When you write your birth plan and discuss it with your care providers, there are a number of things you may want to consider. Many women negotiate to have two support people with them in the operating room, generally their partner and a doula or friend and family member. Doulas are a great addition to a Cesarean birth team. They are familiar with the process and can reassure you and your partner. Additionally, if you and your baby need to be separated at any point, your partner can accompany the baby while your doula stays with you. Doulas also often have some expertise in post-Cesarean breastfeeding and can help with this.
Many women ask for and are given the right to play music of their choosing for the birth – this can soothe you and serve as a pleasant way to welcome your baby into the world. Feel free to ask those at your birth to refrain from extraneous conversation, and request that if possible someone (generally a member of the medical team) narrate for you exactly what is going on throughout the birth. Ask if you can take photographs or videotape the birth – many women enjoy the opportunity to “see” the birth later on. Sometimes, black-and-white pictures are preferable for this – they preserve the drama of the birth while eliminating a direct view of blood, troublesome to some.
Many women feel a disconnection from their Cesarean baby because they did not actually see or feel the baby born. If you are interested in actually seeing your baby as he emerges from your body, you can ask to view this by having the drape across your abdomen that blocks your view lifted for the actual delivery or by using a mirror.

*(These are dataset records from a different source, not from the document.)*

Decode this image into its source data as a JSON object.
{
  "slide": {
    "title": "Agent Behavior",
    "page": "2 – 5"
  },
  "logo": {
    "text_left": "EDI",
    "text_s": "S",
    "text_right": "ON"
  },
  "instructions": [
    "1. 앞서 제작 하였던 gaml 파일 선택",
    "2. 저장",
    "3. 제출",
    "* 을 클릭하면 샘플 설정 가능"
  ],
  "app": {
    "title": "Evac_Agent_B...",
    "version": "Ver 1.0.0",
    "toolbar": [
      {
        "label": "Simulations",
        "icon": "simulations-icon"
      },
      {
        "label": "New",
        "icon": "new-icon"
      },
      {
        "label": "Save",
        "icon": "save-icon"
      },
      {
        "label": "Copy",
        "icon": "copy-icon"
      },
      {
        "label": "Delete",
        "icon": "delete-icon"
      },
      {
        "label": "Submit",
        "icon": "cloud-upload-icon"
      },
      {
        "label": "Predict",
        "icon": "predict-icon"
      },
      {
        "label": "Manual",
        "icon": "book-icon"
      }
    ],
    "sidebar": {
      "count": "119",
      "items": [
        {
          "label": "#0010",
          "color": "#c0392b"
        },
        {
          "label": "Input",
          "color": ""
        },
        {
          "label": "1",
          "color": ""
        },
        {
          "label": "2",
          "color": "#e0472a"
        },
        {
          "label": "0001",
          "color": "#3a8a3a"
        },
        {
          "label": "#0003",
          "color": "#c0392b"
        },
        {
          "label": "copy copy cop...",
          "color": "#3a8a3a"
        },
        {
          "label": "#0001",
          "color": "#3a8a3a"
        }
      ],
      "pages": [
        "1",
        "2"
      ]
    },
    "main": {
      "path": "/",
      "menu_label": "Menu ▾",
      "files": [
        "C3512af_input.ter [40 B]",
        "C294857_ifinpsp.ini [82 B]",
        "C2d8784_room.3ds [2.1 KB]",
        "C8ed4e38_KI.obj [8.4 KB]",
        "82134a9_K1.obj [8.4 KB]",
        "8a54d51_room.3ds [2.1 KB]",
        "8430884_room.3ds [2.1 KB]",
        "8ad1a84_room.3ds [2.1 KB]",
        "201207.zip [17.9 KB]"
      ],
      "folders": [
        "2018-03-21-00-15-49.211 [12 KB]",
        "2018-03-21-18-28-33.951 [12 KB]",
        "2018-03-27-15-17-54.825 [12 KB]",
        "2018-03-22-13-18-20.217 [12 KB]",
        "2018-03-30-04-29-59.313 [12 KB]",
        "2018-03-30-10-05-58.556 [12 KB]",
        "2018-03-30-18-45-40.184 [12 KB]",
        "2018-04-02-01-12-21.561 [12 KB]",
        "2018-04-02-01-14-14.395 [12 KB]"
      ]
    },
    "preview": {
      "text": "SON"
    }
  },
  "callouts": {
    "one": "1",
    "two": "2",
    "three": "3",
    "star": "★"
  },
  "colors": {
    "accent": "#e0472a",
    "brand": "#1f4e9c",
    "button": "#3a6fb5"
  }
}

Before the Cesarean, ask that the medical personnel not announce the sex of your baby — instead allowing you or your partner to discover this. Request that all necessary newborn exams be done in your line of vision or even on your chest, and to make physical or verbal contact with your baby as soon as possible. Your baby has been accustomed to hearing yours and your partner’s voice for the past nine months – even if you cannot touch your baby, you or your partner can soothe your baby with your voice. With the help of an excellent nurse or doula, some women are able to nurse on the operating table, while others wait until the recovery room. Regardless, ask to touch your baby as soon as possible, and to keep the baby with you in recovery if all is well.
Get Help After the Cesarean
During the immediate postpartum period, you are going to need a lot of help! After a Cesarean surgery, women are often confined to bed for as much as a day or two. Once you have been given permission to get up, even such simple movements as rolling over in bed can be quite painful. Clearly, trying to take care of yourself as well as a new baby is generally too much. Having a partner, friend, or relative stay with you in the hospital can help ensure that your baby will room in with you. This person can help with changing diapers, bringing the baby to you to nurse and positioning the baby at the breast, as well as assisting you with your needs.
Once you are home, extra help will enable you to have a more rapid recovery, as well as give you the opportunity to nurture yourself and bond with your new baby. Many women find that they need extra help with breastfeeding after a Cesarean, and there are a number of resources for this.
Not all of these suggestions will work for every situation, and of course, in the case of the emergencies that can occur during surgery, plans may need to be changed or abandoned. Nonetheless, using some or all of these suggestions can help your surgery feel more like your baby’s birth!